The benefits of sorting stuff in alphabetical order (1)
Why not change the order in which we teach the alphabet to the QWERTY keyboard layout, Linda Phillips asks (Letters, 29 February). Well, not every language that uses the Latin alphabet uses that keyboard arrangement. As someone who touch-types, I frequently put spellcheckers to the test when visiting customers in France and Germany, where some keys aren’t where my fingers expect them.
The sequence of the letters has never been relevant to learning to write by hand. Its utility doesn’t disappear even if people mostly type. An agreed order is critical for sorting – allowing us to retrieve information efficiently. The ABC sequence is also useful because it maps onto other character sets, such as Greek and Cyrillic.
We aren't smiling at this work on expressions (2)
Young’s discussion of facial expressions was fascinating, not least for reporting research where subjects were asked to match the “right” emotion to images of posed facial expressions. But how good were the posers?
I wonder, too, how our reading of facial expressions is affected by the phenomena of “selfie faces” and by what I call “TV-reaction faces” that people put on to display an expression as if they were characters in a soap opera.
We aren't smiling at this work on expressions (1)
Emma Young’s article on facial expressions was very interesting (15 February, p 44). I was particularly taken with – though not surprised by – the implication that the FBI, other agencies and even commercial operations may be funding, and drawing conclusions from, questionable practices. These include programmes designed to train agents to spot signs of fear, stress and deception in people’s faces and body movements.
Sadly, some law-enforcement agencies have form in this. Such organisations spend vast sums on polygraph “lie-detector” machines and on people who claim they can decipher their output objectively, despite the overwhelming evidence that false positives are common and false negatives are easy to induce (25 May 2019, p 18). They present probabilistic DNA and fingerprint evidence as incontrovertible fact, and so on.
I have no doubt that innocent people have been incarcerated – or in certain jurisdictions worse – as a result of legal professionals and juries taking this so-called expert testimony at face value, and that there are offenders at large because they were discounted using the same reasoning.
Editor's pick – Flaws and a ray of hope in pandemic policy (3)
You report that, in some countries, many new covid-19 cases can’t be traced to their source of infection. A test exists for the virus itself, but is it also possible to deploy one for antibodies to the virus?

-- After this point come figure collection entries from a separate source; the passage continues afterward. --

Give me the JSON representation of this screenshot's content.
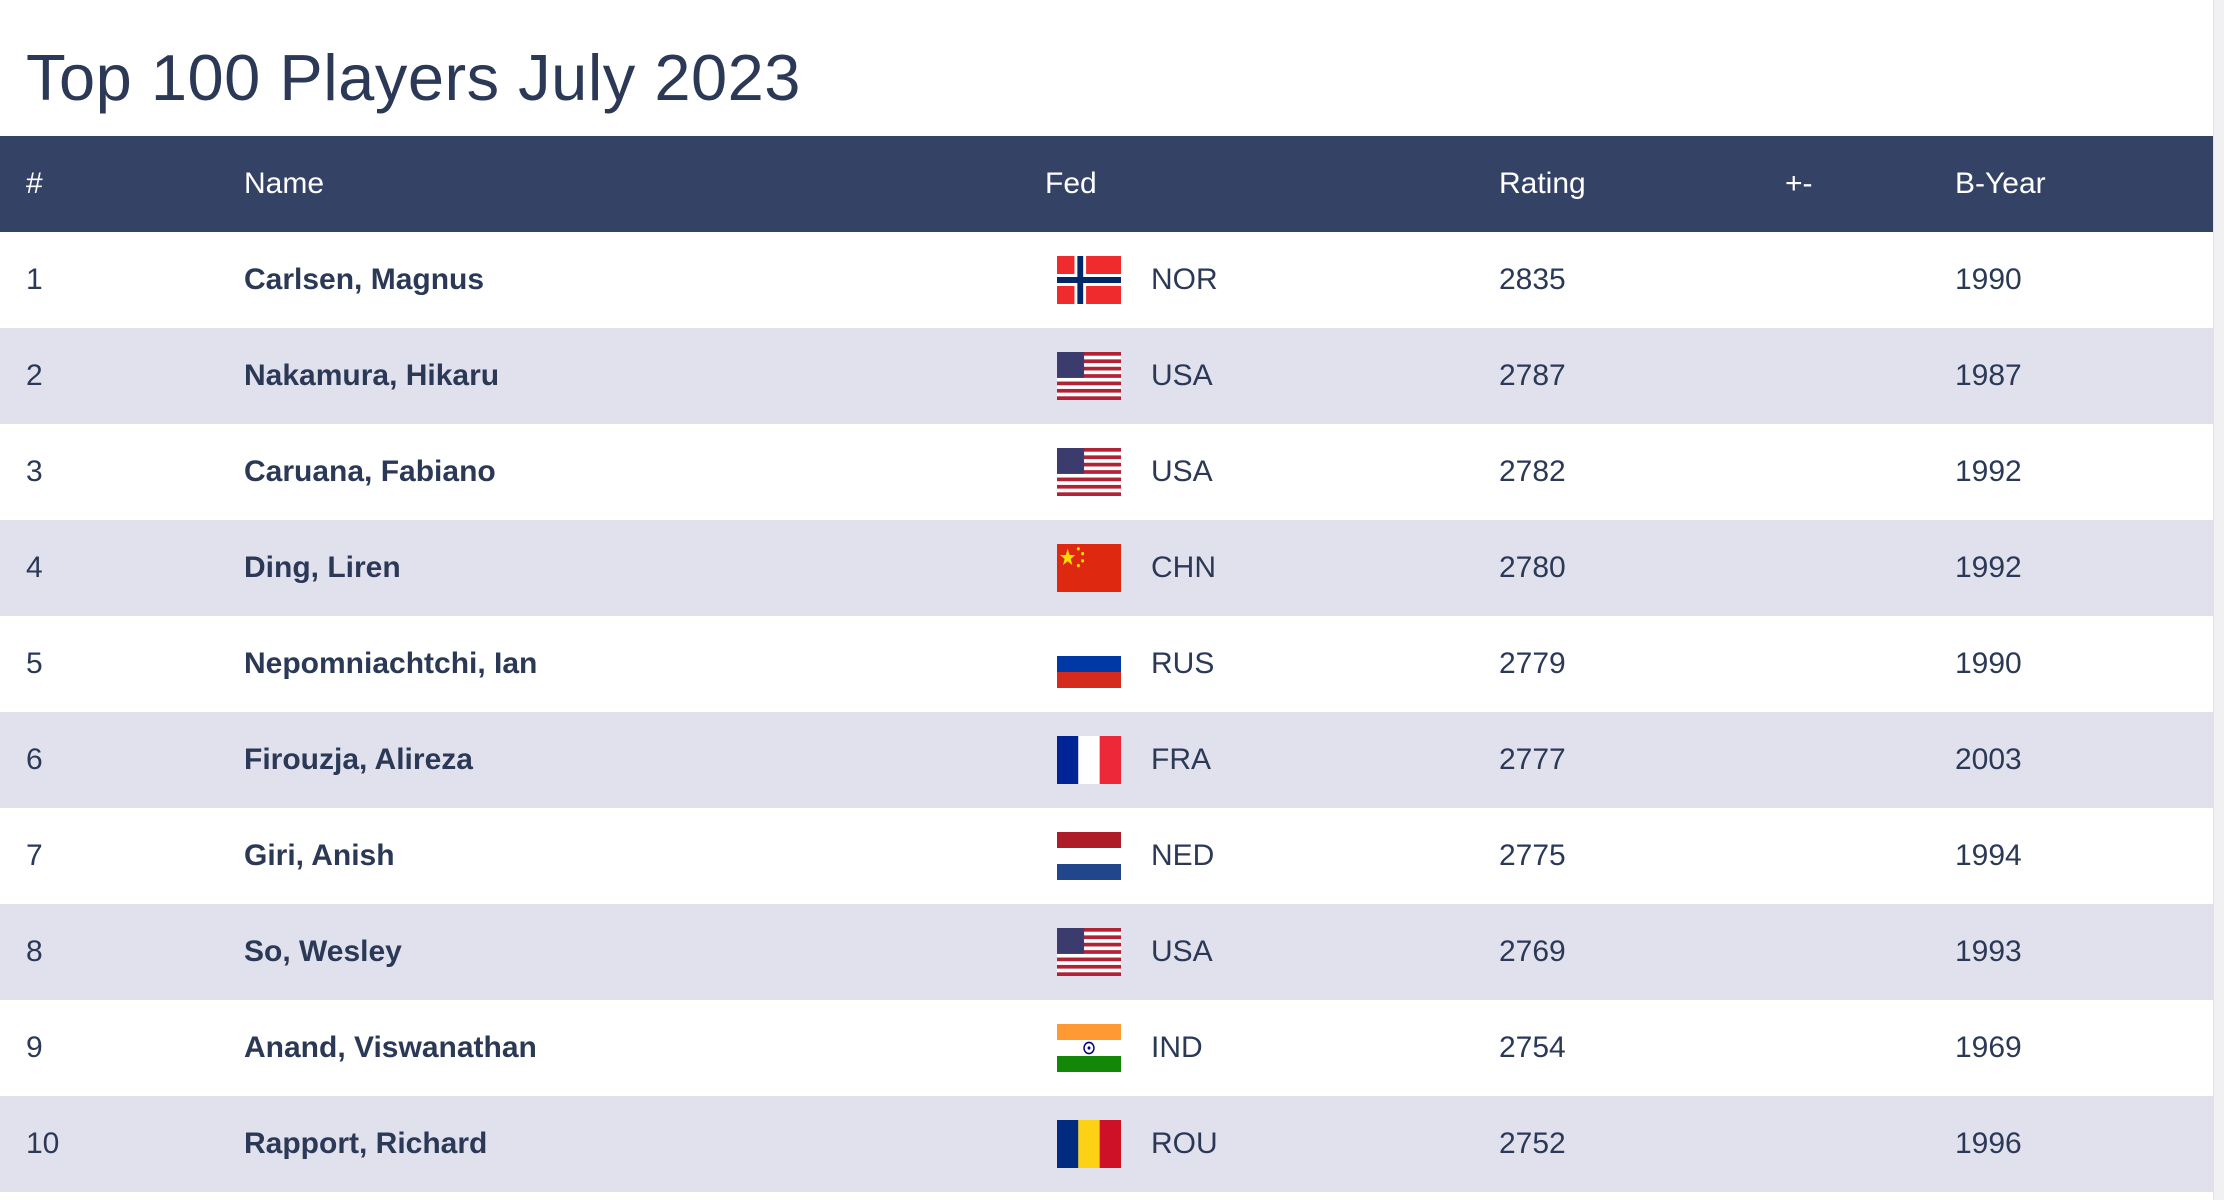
{
  "page": {
    "title": "Top 100 Players July 2023"
  },
  "table": {
    "headers": {
      "rank": "#",
      "name": "Name",
      "fed": "Fed",
      "rating": "Rating",
      "change": "+-",
      "byear": "B-Year"
    },
    "rows": [
      {
        "rank": "1",
        "name": "Carlsen, Magnus",
        "fed": "NOR",
        "flag": "norway-flag-icon",
        "rating": "2835",
        "change": "",
        "byear": "1990"
      },
      {
        "rank": "2",
        "name": "Nakamura, Hikaru",
        "fed": "USA",
        "flag": "usa-flag-icon",
        "rating": "2787",
        "change": "",
        "byear": "1987"
      },
      {
        "rank": "3",
        "name": "Caruana, Fabiano",
        "fed": "USA",
        "flag": "usa-flag-icon",
        "rating": "2782",
        "change": "",
        "byear": "1992"
      },
      {
        "rank": "4",
        "name": "Ding, Liren",
        "fed": "CHN",
        "flag": "china-flag-icon",
        "rating": "2780",
        "change": "",
        "byear": "1992"
      },
      {
        "rank": "5",
        "name": "Nepomniachtchi, Ian",
        "fed": "RUS",
        "flag": "russia-flag-icon",
        "rating": "2779",
        "change": "",
        "byear": "1990"
      },
      {
        "rank": "6",
        "name": "Firouzja, Alireza",
        "fed": "FRA",
        "flag": "france-flag-icon",
        "rating": "2777",
        "change": "",
        "byear": "2003"
      },
      {
        "rank": "7",
        "name": "Giri, Anish",
        "fed": "NED",
        "flag": "netherlands-flag-icon",
        "rating": "2775",
        "change": "",
        "byear": "1994"
      },
      {
        "rank": "8",
        "name": "So, Wesley",
        "fed": "USA",
        "flag": "usa-flag-icon",
        "rating": "2769",
        "change": "",
        "byear": "1993"
      },
      {
        "rank": "9",
        "name": "Anand, Viswanathan",
        "fed": "IND",
        "flag": "india-flag-icon",
        "rating": "2754",
        "change": "",
        "byear": "1969"
      },
      {
        "rank": "10",
        "name": "Rapport, Richard",
        "fed": "ROU",
        "flag": "romania-flag-icon",
        "rating": "2752",
        "change": "",
        "byear": "1996"
      }
    ]
  },
  "colors": {
    "header_bg": "#344266",
    "stripe": "#e1e1ee",
    "text": "#2b3957"
  }
}
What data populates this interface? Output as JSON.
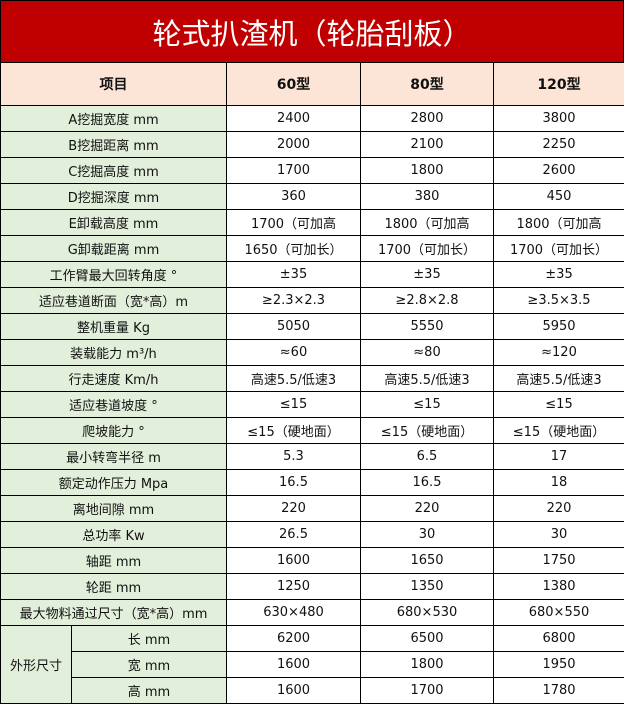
{
  "title": "轮式扒渣机（轮胎刮板）",
  "header": [
    "项目",
    "60型",
    "80型",
    "120型"
  ],
  "rows": [
    {
      "label": "A挖掘宽度 mm",
      "values": [
        "2400",
        "2800",
        "3800"
      ]
    },
    {
      "label": "B挖掘距离 mm",
      "values": [
        "2000",
        "2100",
        "2250"
      ]
    },
    {
      "label": "C挖掘高度 mm",
      "values": [
        "1700",
        "1800",
        "2600"
      ]
    },
    {
      "label": "D挖掘深度 mm",
      "values": [
        "360",
        "380",
        "450"
      ]
    },
    {
      "label": "E卸载高度 mm",
      "values": [
        "1700（可加高",
        "1800（可加高",
        "1800（可加高"
      ]
    },
    {
      "label": "G卸载距离 mm",
      "values": [
        "1650（可加长）",
        "1700（可加长）",
        "1700（可加长）"
      ]
    },
    {
      "label": "工作臂最大回转角度 °",
      "values": [
        "±35",
        "±35",
        "±35"
      ]
    },
    {
      "label": "适应巷道断面（宽*高）m",
      "values": [
        "≥2.3×2.3",
        "≥2.8×2.8",
        "≥3.5×3.5"
      ]
    },
    {
      "label": "整机重量 Kg",
      "values": [
        "5050",
        "5550",
        "5950"
      ]
    },
    {
      "label": "装载能力 m³/h",
      "values": [
        "≈60",
        "≈80",
        "≈120"
      ]
    },
    {
      "label": "行走速度 Km/h",
      "values": [
        "高速5.5/低速3",
        "高速5.5/低速3",
        "高速5.5/低速3"
      ]
    },
    {
      "label": "适应巷道坡度 °",
      "values": [
        "≤15",
        "≤15",
        "≤15"
      ]
    },
    {
      "label": "爬坡能力 °",
      "values": [
        "≤15（硬地面）",
        "≤15（硬地面）",
        "≤15（硬地面）"
      ]
    },
    {
      "label": "最小转弯半径 m",
      "values": [
        "5.3",
        "6.5",
        "17"
      ]
    },
    {
      "label": "额定动作压力 Mpa",
      "values": [
        "16.5",
        "16.5",
        "18"
      ]
    },
    {
      "label": "离地间隙 mm",
      "values": [
        "220",
        "220",
        "220"
      ]
    },
    {
      "label": "总功率 Kw",
      "values": [
        "26.5",
        "30",
        "30"
      ]
    },
    {
      "label": "轴距 mm",
      "values": [
        "1600",
        "1650",
        "1750"
      ]
    },
    {
      "label": "轮距 mm",
      "values": [
        "1250",
        "1350",
        "1380"
      ]
    },
    {
      "label": "最大物料通过尺寸（宽*高）mm",
      "values": [
        "630×480",
        "680×530",
        "680×550"
      ]
    }
  ],
  "group": {
    "label": "外形尺寸",
    "rows": [
      {
        "label": "长 mm",
        "values": [
          "6200",
          "6500",
          "6800"
        ]
      },
      {
        "label": "宽 mm",
        "values": [
          "1600",
          "1800",
          "1950"
        ]
      },
      {
        "label": "高 mm",
        "values": [
          "1600",
          "1700",
          "1780"
        ]
      }
    ]
  }
}
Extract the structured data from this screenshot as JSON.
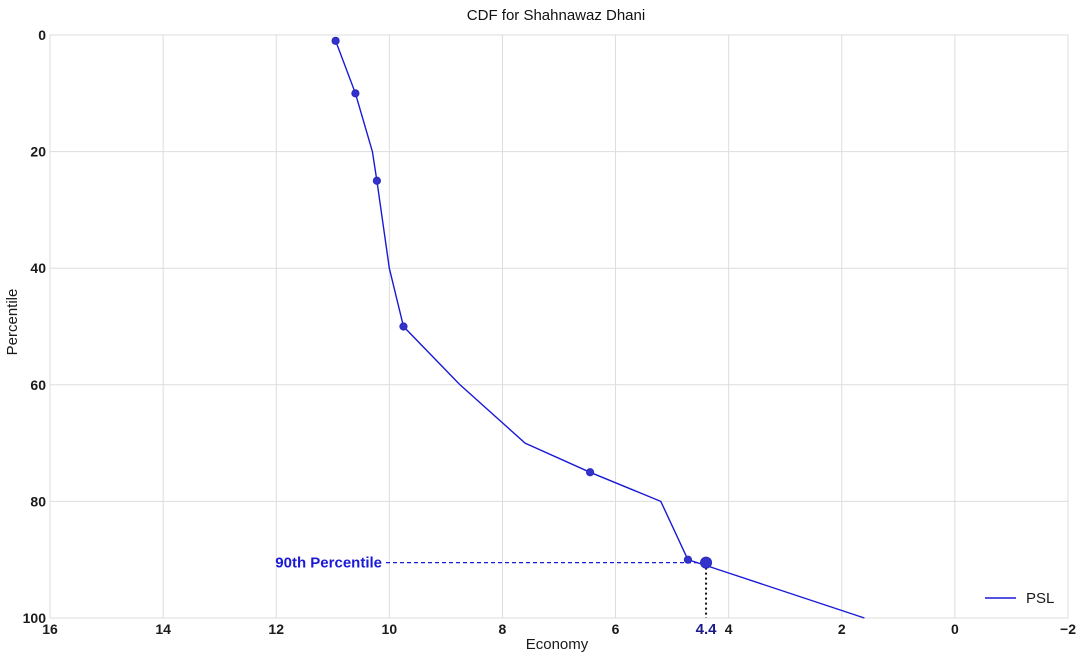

Such a test would help detect transmission chains by revealing those who have recovered from covid-19. It would also allow its morbidity and mortality rates to be more accurately determined, simply by randomly sampling the population of an infected area.
The editor writes:
We have since reported online that many labs are trying to develop tests for the antibodies (6 March, newscienti.st/NS-tests).
Editor's pick – Flaws and a ray of hope in pandemic policy (2)
The measures we are being encouraged to take to avoid covid-19 are equally effective against influenza. Will there be fewer cases of flu this year?